At their best they’re a boring facade for the monstrous stars to stomp around in front of, at worse they make increasingly bonkers decisions that feel like they serve only to facilitate the plot arriving at more monster mayhem, rather than because they actually feel like coherent choices ostensibly smart people (they are scientists, after all!) would make. Brown probably stands as out as the highlight of the human cast, but even then, as Madison she gets little more to do than either be frustrated by the adults around her in the wake of all-out-monster mania, or scream at said mania.

The flaws of King of the Monsters’ human side are exacerbated by a wildly inconsistent tone, too. The movie thunders along at a rapid pace thanks to its action, but it dances between wanting you to be horrified by the scope and cost of the monsters’ destruction, before asking you to laugh at something like Bradley Whitford’s Rick & Morty-ian scientist making some crude joke in the background seconds later. Entire threads and character arcs disappear from the film willy-nilly in order to chase the next big monster bash, especially as it draws to its explosive conclusion.

It comes together to leave the feeling that King of the Monsters is little more than beautifully stunning sound and fury, sadly signifying nothing for its human stars—beyond them being a vector in which the movie can thickly spread on some b-movie cheese that lends the whole endeavour a sort of “classic monster movie with a modern budget” vibe.

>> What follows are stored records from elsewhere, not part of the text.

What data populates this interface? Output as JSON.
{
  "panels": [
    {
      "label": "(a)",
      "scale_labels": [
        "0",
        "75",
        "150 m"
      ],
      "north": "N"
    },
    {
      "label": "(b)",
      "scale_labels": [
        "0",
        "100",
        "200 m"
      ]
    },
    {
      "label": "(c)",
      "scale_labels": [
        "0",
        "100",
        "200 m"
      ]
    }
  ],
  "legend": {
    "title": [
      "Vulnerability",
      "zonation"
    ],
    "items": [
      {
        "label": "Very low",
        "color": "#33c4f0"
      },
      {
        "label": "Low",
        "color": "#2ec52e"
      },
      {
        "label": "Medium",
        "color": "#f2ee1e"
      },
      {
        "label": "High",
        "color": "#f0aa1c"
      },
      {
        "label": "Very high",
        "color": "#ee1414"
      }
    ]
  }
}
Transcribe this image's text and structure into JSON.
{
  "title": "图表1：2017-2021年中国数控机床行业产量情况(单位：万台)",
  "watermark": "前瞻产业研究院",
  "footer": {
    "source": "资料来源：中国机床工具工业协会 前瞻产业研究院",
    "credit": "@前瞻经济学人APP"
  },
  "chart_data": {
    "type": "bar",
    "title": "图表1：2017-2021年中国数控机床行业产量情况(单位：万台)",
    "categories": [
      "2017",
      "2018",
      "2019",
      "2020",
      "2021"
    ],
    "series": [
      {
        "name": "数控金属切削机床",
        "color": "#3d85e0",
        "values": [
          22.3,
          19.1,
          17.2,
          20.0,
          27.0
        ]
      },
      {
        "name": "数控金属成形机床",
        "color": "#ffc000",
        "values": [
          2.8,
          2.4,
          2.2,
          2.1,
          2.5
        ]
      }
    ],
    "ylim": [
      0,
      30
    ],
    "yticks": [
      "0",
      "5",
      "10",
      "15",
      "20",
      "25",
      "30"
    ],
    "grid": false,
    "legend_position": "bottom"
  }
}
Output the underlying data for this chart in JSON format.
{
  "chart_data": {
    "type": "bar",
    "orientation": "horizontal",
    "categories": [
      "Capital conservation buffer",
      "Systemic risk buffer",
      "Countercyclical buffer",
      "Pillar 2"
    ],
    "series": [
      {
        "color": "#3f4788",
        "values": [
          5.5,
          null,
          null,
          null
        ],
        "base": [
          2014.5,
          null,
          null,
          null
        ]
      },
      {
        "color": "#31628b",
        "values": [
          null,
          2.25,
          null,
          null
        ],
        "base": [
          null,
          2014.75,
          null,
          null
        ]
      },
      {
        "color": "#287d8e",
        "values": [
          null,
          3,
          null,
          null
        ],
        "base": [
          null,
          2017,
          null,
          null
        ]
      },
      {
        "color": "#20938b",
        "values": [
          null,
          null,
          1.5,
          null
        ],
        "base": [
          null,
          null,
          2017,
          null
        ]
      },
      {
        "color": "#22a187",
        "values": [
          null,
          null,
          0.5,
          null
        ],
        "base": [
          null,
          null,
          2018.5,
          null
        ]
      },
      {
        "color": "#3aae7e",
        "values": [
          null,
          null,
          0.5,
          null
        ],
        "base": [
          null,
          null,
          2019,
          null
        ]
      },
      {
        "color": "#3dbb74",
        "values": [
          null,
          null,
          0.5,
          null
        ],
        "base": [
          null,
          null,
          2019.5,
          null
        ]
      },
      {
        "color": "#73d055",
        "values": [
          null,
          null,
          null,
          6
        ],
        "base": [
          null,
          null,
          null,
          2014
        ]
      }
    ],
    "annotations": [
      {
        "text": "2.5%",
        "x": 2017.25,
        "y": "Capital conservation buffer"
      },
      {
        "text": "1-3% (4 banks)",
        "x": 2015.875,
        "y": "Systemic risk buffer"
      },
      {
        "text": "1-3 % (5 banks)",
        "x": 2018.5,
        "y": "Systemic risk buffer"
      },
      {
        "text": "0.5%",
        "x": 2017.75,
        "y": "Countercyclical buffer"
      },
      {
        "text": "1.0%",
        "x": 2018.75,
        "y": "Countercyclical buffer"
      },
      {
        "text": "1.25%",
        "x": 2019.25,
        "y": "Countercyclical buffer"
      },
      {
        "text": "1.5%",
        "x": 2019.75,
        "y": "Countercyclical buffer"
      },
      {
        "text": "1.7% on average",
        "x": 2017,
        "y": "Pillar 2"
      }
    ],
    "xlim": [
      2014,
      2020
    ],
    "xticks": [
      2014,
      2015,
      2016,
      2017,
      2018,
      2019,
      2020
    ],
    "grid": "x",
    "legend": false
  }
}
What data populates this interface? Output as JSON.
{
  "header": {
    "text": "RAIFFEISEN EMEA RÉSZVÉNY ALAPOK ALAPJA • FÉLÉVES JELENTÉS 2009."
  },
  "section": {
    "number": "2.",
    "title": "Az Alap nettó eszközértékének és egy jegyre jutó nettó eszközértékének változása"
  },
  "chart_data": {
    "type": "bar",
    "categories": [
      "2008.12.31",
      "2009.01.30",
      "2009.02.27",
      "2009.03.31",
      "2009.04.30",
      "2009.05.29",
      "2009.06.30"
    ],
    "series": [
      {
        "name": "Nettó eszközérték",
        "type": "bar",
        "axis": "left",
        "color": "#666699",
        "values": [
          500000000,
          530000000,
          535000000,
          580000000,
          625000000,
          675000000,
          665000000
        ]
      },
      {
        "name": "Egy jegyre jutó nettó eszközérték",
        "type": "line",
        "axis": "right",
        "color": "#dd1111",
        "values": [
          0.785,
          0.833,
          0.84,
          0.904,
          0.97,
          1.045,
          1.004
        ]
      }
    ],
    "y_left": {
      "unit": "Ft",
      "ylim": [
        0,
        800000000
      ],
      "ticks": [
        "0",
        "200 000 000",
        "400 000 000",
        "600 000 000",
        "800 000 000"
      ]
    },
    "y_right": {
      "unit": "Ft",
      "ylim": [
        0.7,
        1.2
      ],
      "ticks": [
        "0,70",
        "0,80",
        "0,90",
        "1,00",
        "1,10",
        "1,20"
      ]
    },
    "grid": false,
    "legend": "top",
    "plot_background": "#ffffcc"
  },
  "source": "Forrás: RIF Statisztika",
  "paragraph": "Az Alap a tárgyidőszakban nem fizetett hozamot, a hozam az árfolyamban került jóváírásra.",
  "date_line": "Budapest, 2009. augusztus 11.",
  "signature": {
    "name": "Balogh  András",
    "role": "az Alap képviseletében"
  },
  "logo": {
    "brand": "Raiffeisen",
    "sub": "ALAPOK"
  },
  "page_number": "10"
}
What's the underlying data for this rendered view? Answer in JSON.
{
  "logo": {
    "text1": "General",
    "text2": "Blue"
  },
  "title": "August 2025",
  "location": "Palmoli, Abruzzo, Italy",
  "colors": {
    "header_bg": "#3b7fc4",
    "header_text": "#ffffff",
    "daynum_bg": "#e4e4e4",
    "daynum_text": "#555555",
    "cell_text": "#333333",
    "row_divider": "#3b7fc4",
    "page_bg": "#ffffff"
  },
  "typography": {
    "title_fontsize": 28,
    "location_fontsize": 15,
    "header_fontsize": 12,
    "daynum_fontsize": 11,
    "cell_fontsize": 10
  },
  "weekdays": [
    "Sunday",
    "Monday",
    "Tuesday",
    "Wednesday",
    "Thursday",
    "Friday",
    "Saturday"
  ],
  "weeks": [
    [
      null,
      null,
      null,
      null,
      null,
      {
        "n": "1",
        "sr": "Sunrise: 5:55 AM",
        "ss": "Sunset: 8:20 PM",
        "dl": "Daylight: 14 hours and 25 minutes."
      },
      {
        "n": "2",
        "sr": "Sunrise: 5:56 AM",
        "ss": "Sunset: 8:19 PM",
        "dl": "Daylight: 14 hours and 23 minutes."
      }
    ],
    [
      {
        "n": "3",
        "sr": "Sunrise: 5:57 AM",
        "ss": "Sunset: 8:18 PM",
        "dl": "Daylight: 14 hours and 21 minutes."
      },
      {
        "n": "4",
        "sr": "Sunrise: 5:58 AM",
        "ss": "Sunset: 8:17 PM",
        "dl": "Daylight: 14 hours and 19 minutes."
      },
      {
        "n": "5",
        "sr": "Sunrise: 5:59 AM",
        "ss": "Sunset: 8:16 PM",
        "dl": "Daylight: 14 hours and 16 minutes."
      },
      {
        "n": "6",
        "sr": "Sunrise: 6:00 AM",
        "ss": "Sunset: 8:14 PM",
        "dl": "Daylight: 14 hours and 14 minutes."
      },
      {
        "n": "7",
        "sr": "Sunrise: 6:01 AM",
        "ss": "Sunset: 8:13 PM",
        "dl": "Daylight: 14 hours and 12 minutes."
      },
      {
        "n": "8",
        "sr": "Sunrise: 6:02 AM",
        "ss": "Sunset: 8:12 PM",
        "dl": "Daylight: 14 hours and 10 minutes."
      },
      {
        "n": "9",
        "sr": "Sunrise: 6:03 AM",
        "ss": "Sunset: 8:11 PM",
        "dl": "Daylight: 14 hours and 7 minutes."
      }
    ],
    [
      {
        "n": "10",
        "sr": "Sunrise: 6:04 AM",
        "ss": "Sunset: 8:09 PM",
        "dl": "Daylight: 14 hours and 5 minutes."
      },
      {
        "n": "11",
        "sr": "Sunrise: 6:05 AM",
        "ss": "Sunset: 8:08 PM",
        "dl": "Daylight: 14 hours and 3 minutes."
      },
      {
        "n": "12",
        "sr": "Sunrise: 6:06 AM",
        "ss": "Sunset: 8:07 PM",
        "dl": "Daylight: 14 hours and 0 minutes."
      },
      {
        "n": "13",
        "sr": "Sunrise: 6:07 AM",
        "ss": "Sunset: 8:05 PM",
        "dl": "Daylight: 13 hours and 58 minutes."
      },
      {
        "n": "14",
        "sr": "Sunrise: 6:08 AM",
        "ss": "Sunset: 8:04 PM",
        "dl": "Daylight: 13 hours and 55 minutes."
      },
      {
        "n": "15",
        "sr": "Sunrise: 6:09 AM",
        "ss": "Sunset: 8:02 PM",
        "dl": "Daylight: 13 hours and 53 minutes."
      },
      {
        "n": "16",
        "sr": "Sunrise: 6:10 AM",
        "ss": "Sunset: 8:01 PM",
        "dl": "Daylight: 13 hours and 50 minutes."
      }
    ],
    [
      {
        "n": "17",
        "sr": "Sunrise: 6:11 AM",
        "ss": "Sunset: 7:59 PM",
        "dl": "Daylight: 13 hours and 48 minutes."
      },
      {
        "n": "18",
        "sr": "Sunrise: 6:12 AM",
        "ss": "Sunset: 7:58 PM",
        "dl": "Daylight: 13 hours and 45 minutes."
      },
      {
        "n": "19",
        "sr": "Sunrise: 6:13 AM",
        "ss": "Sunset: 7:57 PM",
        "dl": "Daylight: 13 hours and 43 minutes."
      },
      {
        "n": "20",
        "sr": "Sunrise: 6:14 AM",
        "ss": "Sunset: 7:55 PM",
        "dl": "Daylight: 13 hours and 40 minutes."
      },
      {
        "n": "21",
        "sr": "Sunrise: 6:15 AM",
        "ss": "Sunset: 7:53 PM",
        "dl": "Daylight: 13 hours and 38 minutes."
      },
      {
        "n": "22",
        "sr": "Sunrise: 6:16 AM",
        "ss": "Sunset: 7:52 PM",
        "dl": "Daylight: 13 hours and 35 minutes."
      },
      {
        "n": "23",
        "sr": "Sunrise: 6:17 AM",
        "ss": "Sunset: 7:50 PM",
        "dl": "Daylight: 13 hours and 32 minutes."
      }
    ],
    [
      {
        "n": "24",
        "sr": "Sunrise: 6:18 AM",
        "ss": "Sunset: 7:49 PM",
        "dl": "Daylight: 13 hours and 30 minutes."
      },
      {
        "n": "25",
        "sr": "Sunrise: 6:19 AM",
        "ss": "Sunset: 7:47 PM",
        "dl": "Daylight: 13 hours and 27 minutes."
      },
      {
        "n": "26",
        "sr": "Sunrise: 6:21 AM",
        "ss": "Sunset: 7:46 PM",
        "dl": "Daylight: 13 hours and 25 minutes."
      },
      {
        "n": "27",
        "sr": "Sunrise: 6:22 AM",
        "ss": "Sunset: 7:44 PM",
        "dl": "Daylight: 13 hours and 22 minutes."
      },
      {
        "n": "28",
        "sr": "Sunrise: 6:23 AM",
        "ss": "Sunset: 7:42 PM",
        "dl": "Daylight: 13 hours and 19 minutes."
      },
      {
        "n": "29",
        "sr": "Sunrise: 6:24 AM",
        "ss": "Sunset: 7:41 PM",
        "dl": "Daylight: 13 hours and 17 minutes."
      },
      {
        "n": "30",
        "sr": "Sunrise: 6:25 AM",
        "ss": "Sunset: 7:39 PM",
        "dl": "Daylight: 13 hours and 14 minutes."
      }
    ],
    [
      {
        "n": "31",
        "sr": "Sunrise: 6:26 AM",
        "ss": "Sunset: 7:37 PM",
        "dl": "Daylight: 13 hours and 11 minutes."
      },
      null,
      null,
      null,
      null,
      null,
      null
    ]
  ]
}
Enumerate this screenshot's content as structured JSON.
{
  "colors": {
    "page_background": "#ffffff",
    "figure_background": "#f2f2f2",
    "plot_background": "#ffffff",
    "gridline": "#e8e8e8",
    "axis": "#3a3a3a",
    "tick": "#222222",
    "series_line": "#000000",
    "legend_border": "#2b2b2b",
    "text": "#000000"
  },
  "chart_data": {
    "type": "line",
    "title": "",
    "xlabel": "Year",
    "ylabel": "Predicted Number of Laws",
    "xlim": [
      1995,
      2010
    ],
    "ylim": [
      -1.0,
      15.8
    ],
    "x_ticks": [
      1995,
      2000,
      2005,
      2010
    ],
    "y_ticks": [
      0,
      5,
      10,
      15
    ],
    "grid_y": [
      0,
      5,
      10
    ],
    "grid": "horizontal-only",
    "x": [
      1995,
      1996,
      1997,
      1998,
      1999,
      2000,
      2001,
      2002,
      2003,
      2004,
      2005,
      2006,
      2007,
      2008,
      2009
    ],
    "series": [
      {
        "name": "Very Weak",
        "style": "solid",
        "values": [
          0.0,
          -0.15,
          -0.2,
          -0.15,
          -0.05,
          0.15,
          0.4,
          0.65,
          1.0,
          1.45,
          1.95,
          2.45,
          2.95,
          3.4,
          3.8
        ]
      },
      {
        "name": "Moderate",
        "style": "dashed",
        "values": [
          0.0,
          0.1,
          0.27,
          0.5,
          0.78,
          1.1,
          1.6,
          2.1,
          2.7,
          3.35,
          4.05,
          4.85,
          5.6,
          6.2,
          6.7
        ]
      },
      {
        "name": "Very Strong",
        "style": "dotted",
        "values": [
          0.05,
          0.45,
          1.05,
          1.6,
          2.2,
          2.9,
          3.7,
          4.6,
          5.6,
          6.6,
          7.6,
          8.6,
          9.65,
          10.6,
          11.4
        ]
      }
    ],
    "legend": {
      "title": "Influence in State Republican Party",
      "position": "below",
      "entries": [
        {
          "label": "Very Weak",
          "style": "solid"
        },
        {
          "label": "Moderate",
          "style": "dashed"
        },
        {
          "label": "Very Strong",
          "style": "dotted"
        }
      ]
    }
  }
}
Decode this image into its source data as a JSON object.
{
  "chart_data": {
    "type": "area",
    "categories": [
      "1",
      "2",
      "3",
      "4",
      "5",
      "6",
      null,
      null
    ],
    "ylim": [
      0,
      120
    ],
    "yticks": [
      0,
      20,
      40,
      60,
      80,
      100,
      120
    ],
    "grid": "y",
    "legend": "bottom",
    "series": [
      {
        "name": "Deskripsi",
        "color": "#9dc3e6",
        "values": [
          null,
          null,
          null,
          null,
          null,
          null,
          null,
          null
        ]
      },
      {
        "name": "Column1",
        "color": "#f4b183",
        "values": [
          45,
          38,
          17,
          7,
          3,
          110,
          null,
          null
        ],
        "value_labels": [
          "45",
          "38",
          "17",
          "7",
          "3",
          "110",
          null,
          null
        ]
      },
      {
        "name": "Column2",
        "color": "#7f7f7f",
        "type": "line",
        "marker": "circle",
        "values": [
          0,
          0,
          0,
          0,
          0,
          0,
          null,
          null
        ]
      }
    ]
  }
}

King of the Monsters quickly reveals itself as not the movie its artful trailers sold you on, and arguably never seemingly was meant to be, but that’s fine. Indeed, plenty of Toho’s classic Godzilla movies have likewise been all about the simple joy of the explosive spectacle Godzilla and his titanic foes can unleash. But some of the very best have at least had things to say about topics like nuclear warfare, environmentalism, and Japanese nationalism beyond their monstrous action.

King of the Monsters barely tries in its own attempts to add an ecological bent to the reasoning behind its clash of titans—turns out that we are the real monsters, after all—and almost unabashedly leans into knowing how little it has to try on that front, self-aware that you will clearly care as little as possible about the plight of its human characters when the alternative is more spectacular action.

Whether or not that is an unassailable dealbreaker or not will depend on how much you enjoy the cheap thrill of gorgeously rendered monster action. If you’re fine with some incredibly stupid people playing second fiddle to glorious kaiju moments, King of the Monsters will provide one of the best popcorn blockbusters of the summer. But if you wanted a Godzilla movie that had something, anything to say about its destruction? Then you’ll be definitely looking for something meatier than Ghidorah flank to chew on.

Godzilla: King of the Monsters hits theatres May 30.